A basic French treat, she preferred them to the over-flavored, over-sugared macarons that most of Totresia seemed to idolize. She even favored them to chocolate, which surprised most women when they found out. Because of course, everyone knew what she liked. They learned she loved shades of aubergine and gray. That she adored peach-hued flowers and fruity tea blends. That she'd rather nestle alone in the shade of a tree to pursue her needle-work in peace, away from the chatting girls indoors.

She was the Princess of Totresia; her life was on display for all to watch. And she hated every second of it.

When Clarisse pivoted and scurried to the armoire to extract Cordelia's night-gown, the Princess snuck a few nibbles of the flaky pastry before touching her soup. She let each savory bite glide down her throat and warm her soul; what little she had left of it, at least.

She ate, brushed her hair once more, and at the stroke of nine, she eased into her night-wear and dismissed Clarisse.

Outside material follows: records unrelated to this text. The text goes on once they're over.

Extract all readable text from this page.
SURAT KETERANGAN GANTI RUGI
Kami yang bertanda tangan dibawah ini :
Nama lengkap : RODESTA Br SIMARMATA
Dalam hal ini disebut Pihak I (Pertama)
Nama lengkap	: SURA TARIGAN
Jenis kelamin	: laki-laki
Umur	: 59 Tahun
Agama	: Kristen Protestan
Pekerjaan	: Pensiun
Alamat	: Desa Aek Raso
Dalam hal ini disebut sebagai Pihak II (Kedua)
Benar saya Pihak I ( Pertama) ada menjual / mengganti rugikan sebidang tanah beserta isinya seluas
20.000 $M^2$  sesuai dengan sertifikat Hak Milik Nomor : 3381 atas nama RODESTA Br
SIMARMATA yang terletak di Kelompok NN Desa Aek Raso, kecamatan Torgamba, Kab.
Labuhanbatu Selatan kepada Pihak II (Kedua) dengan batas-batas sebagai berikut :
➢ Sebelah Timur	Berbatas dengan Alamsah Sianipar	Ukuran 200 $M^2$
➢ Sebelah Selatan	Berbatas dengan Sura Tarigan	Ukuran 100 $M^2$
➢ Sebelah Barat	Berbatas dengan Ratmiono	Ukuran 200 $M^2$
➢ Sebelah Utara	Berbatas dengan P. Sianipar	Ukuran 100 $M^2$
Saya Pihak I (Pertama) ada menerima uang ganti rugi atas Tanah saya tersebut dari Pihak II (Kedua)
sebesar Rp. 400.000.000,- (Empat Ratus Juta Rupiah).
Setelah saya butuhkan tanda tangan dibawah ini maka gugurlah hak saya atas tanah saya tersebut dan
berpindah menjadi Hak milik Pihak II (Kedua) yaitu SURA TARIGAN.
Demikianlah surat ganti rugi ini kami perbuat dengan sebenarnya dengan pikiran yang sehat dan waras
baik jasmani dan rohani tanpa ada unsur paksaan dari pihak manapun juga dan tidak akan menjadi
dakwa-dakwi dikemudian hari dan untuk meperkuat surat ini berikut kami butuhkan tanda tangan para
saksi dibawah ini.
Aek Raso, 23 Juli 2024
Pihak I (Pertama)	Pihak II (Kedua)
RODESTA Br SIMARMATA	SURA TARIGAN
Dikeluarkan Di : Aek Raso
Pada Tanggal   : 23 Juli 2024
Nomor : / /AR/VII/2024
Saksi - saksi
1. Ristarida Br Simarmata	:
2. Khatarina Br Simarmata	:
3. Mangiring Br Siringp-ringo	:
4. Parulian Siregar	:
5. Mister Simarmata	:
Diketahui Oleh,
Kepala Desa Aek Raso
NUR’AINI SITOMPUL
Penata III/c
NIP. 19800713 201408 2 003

By candlelight, she re-read Sébastien's latest letter.

"Dearest Cordelia," she said aloud, smiling, imagining his milky voice as he batted his lashes over his cocoa-colored eyes. "I hope you are well and miss you more than I dare admit."

She settled her head against the pillow, but she wouldn't rest for long, she never did. Clarisse, in the sitting-room area, hummed as she tidied up, and the sound distracted Cordelia from her sibling's adventures.

One day it will be my turn to travel and get away from all this.